Es por ello que analizo la importante vigencia en nuestros días, de la trinchera de ideas por sobre la trinchera de piedras a las que nuestro Martí nos hace la referencia, como cauce respetable para entender y compartir con aquellos que en nuestra Patria están dando el ejemplo, marcando hito, y señalando el camino posible e histórico de la lucha política, aun y entre los entuertos de una manipulada legalidad y de un poder que juega su aberrante pesadilla de ser irrevocable y eterno, aun y entre multitudes confusas y consignas que el propio planeta ha dejado atrás.
 
Ya el comunismo es agua pasada. Quedan tal vez expresiones funestas, vocaciones de autócratas, insistencia de lo que no puede ni debe repetirse. Pero ya paso, acabo y esta siendo enterrado al mismo paso en que la sociedad lucha por humanizarse en medio de un mundo combinado entre lo productivo y lo material.
 
Y junto con ese comunismo, se van retirando también las guerras innecesarias, impresentables e imposibles.
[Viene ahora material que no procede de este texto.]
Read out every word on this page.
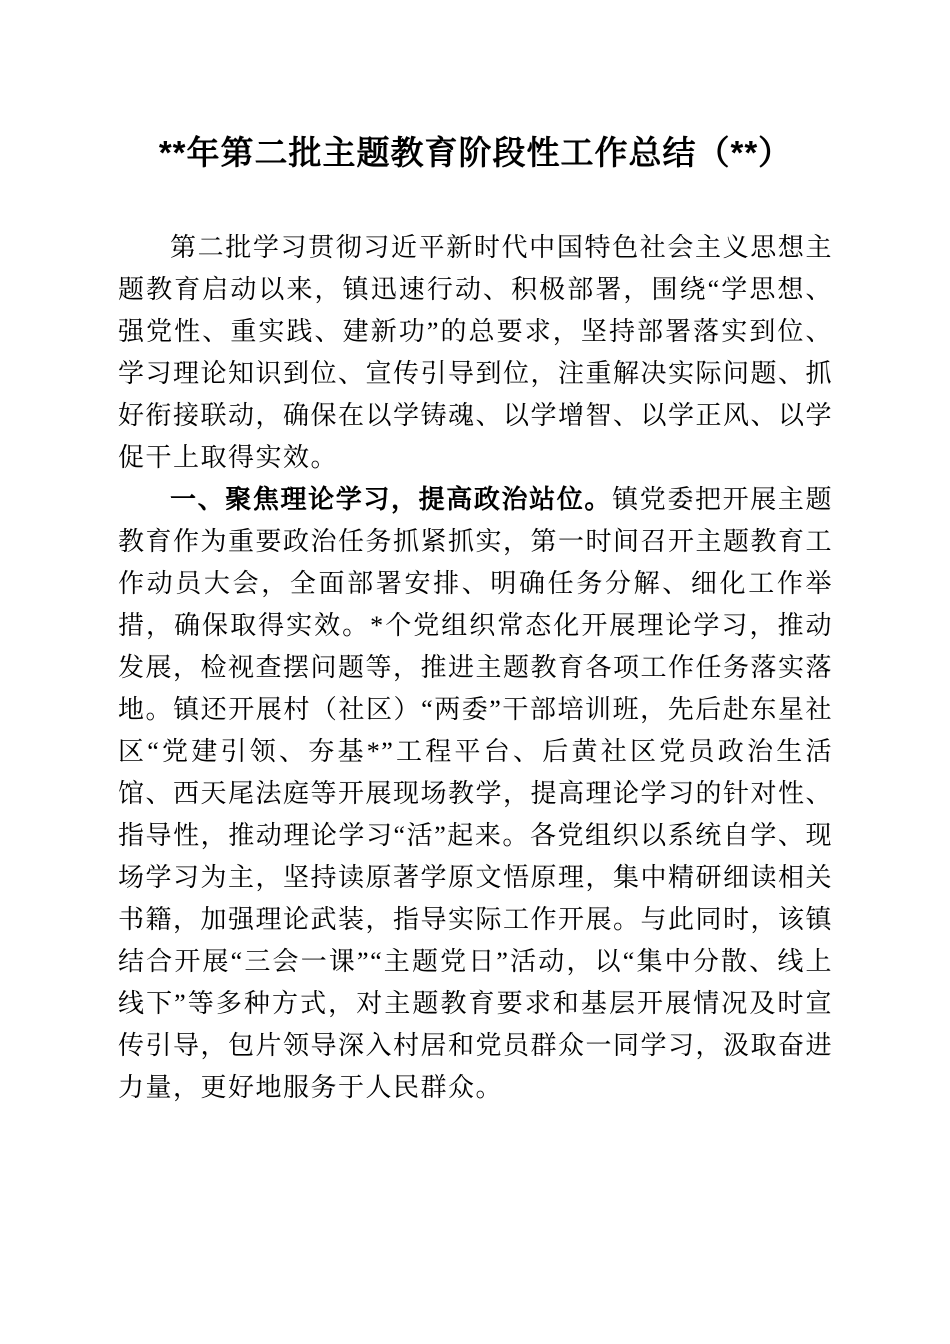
**年第二批主题教育阶段性工作总结（**）

第二批学习贯彻习近平新时代中国特色社会主义思想主题教育启动以来，镇迅速行动、积极部署，围绕“学思想、强党性、重实践、建新功”的总要求，坚持部署落实到位、学习理论知识到位、宣传引导到位，注重解决实际问题、抓好衔接联动，确保在以学铸魂、以学增智、以学正风、以学促干上取得实效。

一、聚焦理论学习，提高政治站位。镇党委把开展主题教育作为重要政治任务抓紧抓实，第一时间召开主题教育工作动员大会，全面部署安排、明确任务分解、细化工作举措，确保取得实效。*个党组织常态化开展理论学习，推动发展，检视查摆问题等，推进主题教育各项工作任务落实落地。镇还开展村（社区）“两委”干部培训班，先后赴东星社区“党建引领、夯基*”工程平台、后黄社区党员政治生活馆、西天尾法庭等开展现场教学，提高理论学习的针对性、指导性，推动理论学习“活”起来。各党组织以系统自学、现场学习为主，坚持读原著学原文悟原理，集中精研细读相关书籍，加强理论武装，指导实际工作开展。与此同时，该镇结合开展“三会一课”“主题党日”活动，以“集中分散、线上线下”等多种方式，对主题教育要求和基层开展情况及时宣传引导，包片领导深入村居和党员群众一同学习，汲取奋进力量，更好地服务于人民群众。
Quedaran la razón, el hombre, la capacidad, la libertad para construir.
 
Te agradezco mucho tu nota. Me ayudo mucho porque me puso a pensar y reflexionar acerca de algunos valores, que siempre resultan útiles tener presente. Y pasare copia de estas inquietudes a muchos amigos Siempre es bueno alimentar el criterio ajeno, y mejor aun para el consenso.
 
¿De Venezuela? : los venezolanos son los venezolanos. Y lo están haciendo muy bien. Tal vez, así como Chávez ya debe saber a estas alturas de su película, acerca de la imposibilidad de una caricatura de revolución en el siglo XXI, los venezolanos están desarrollando y avanzando en la posibilidad de vencer esa deformidad histórica, a través del camino institucional y democrático.
 

Oportunidad esta que no tuvimos en Cuba, porque el salto entre el Moncada y Girón, fue corto.
 
Te invito a pensar en todo ello, conocedor como eres de José Martí.